## Saturday, March 7, 2015

### Pinning P-values to the Wall

In recent headlines we hear about one journal that is 'banning' the use of p-values. In part this is justified on the basis that there can often be widespread misuse or mis-understanding of p-values in empirical applications:

"The p value is the probability to obtain an effect equal to or more extreme than the one observed presuming the null hypothesis of no effect is true."

"In other words, it is the probability of the data given the null hypothesis. However, it is often misunderstood to be the probability of the hypothesis given the data...."

Which leads to many people with a thought process leading them to think:

"if you reach the magical p-value then your hypothesis is true."

Similarly the journal recognizes the misunderstanding of confidence intervals (no surprise since a 95% confidence interval can be used to equivalently test any hypothesis at the 5% level of significance).

"In the NHSTP, the problem is in traversing the distance from the probability of the finding, given the null hypothesis, to the probability of the null hypothesis, given the finding. Regarding confidence intervals, the problem is that, for example, a 95% confidence interval does not indicate that the parameter of interest has a 95% probability of being within the interval. Rather, it means merely that if an infinite number of samples were taken and confidence intervals computed, 95% of the confidence intervals would capture the population parameter. Analogous to how the NHSTP fails to provide the probability of the null hypothesis, which is needed to provide a strong case for rejecting it, confidence intervals do not provide a strong case for concluding that the population parameter of interest is likely to be within the stated interval."

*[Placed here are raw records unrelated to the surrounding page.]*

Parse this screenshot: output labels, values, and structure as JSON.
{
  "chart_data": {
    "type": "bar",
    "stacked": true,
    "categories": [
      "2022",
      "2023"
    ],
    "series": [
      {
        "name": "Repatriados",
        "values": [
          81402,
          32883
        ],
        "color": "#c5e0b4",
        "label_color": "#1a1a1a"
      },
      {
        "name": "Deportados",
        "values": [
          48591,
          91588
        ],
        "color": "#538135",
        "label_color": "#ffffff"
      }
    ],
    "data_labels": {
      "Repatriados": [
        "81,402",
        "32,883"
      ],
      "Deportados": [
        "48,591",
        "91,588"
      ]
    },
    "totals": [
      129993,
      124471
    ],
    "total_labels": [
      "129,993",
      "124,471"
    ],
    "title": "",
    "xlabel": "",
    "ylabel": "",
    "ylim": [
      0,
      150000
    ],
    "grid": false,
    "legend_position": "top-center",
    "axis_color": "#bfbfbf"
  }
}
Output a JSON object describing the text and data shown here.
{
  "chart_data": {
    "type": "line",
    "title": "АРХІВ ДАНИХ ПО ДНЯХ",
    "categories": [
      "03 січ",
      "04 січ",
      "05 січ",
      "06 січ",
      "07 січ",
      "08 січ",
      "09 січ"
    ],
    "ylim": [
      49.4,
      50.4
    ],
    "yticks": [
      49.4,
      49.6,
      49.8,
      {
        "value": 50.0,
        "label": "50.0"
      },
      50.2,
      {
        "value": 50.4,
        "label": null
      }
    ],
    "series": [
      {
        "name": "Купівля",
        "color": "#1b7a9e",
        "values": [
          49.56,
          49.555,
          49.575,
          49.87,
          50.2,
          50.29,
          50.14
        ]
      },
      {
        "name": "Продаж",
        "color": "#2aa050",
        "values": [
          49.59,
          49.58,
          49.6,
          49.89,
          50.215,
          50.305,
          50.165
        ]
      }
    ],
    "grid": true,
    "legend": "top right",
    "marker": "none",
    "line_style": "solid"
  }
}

But despite these interpretation issues, it may be the case in many instances that the same results are reached regardless of a bayesian or frequentist approach. (barring those situations where bayesian methods may offer an advantage). The bigger issue perhaps is p-hacking.

In relation to p-hacking, I recently ran across an article (likely one very familiar to a lot of readers) that discusses issues related to p-hacking and research methodologies in general that are 'out of control' so to speak:

Deming, data and observational studies: A process out of control and needing fixing

In this article, the authors lay out several best practices to bring scholarly research back 'in control.'

0 Data are made publicly available
1 Data cleaning and analysis separate
2 Split sample: A, modelling; and B, holdout (testing)
3 Analysis plan is written, based on modelling data only
4 Written protocol, based on viewing predictor variables of A
5 Analysis of A only data set
6 Journal accepts paper based on A only